The next morning, we discovered that she’d had a stroke. She went to the hospital for a minor breathing problem and ended up getting a stroke? What? How? Why is her body reacting against her? So many problems at so many different times…how does that even happen?

Those questions were left unanswered. My mother was there for months. Today makes it a year since it happened. Call it ironic but she was admitted to the hospital again last week. When I got home for Spring Break, she woke up unable to speak. Her speech is back now but the doctors don’t know what happened. They never know what’s wrong.

I’m at her bedside typing this. People all surround her with flowers and prayers and kisses. Family, friends and members from church come every single day. That’s how much they love her. That’s how much they wish they knew what was wrong. That’s how much they want her to get better.

I’m sitting here, and she whispers “sorry” and grabs me for a hug. She was sorry that I had to spend my Spring Break this way, going back and forth to the hospital. I squeezed her and told her it was okay.

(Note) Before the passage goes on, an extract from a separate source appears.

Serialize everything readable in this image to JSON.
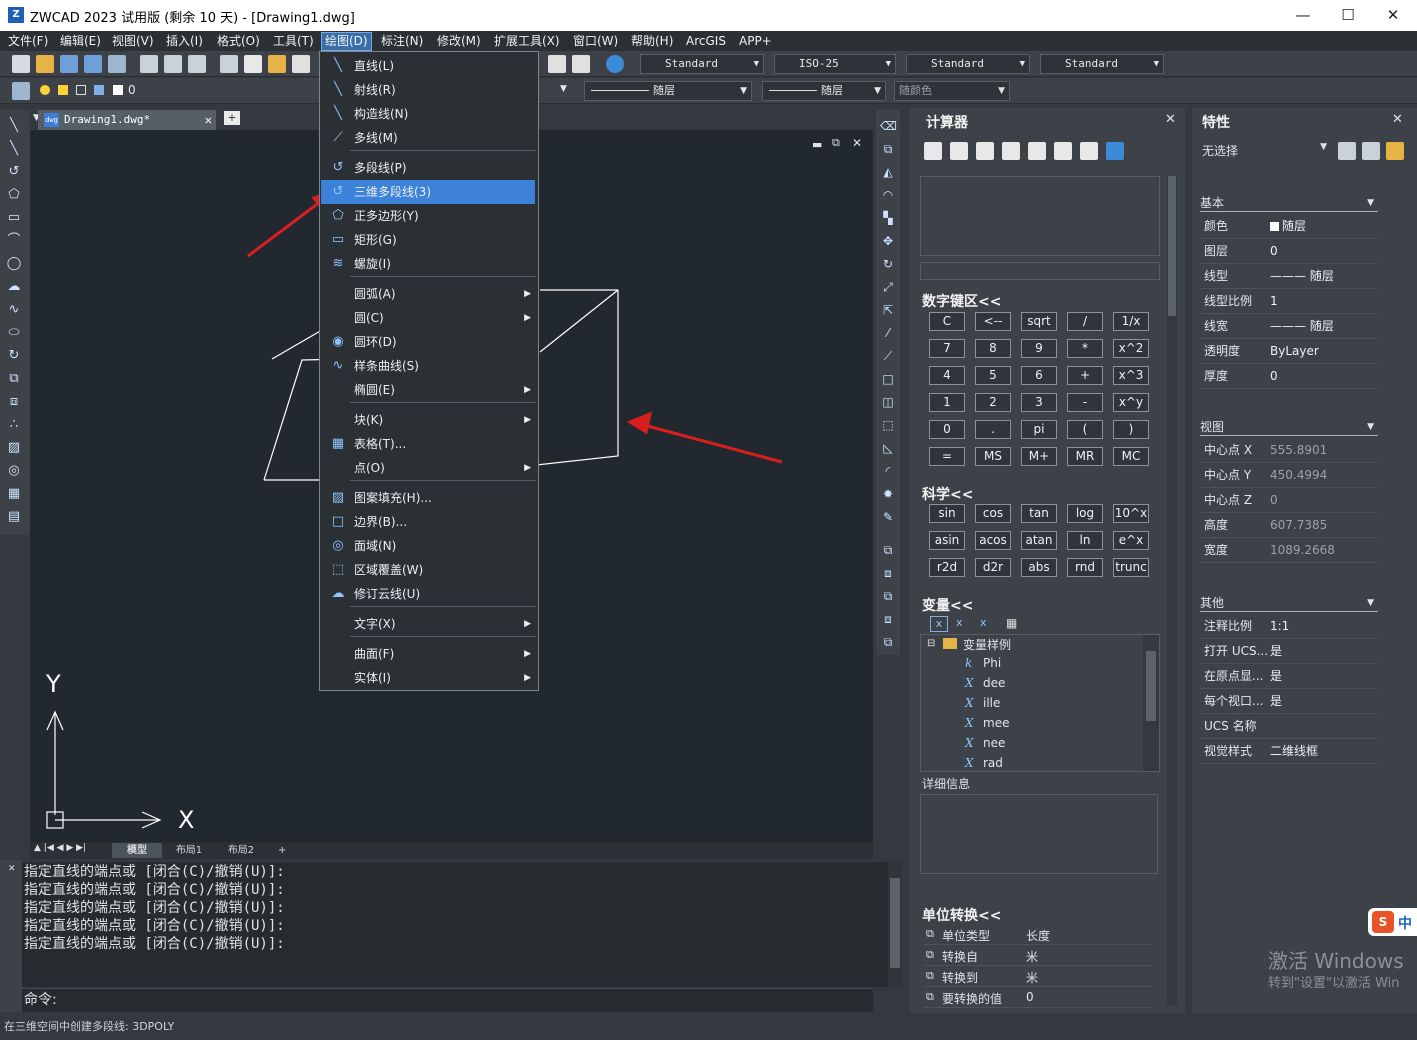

As I play around with the button on her bed, I remember the time of her stroke and how she called me again to apologize…as if it was her fault she was sick. She rambled off each of our names to show me that she knew them, that she knew us.

“I knew you were my kids. I just couldn’t say your name, that’s all.”

Her speech was different now. It is different now. She used to be an eloquent speaker, but now she stutters. The words that used to come so effortlessly are now a part of her struggle. She tries so hard to recall names for things but she either can’t say them or she doesn’t remember what they’re called. It’s not so bad when she sings or prays, though. Yeah, she still does that. And, she smiles, too. Throughout it all, she smiles.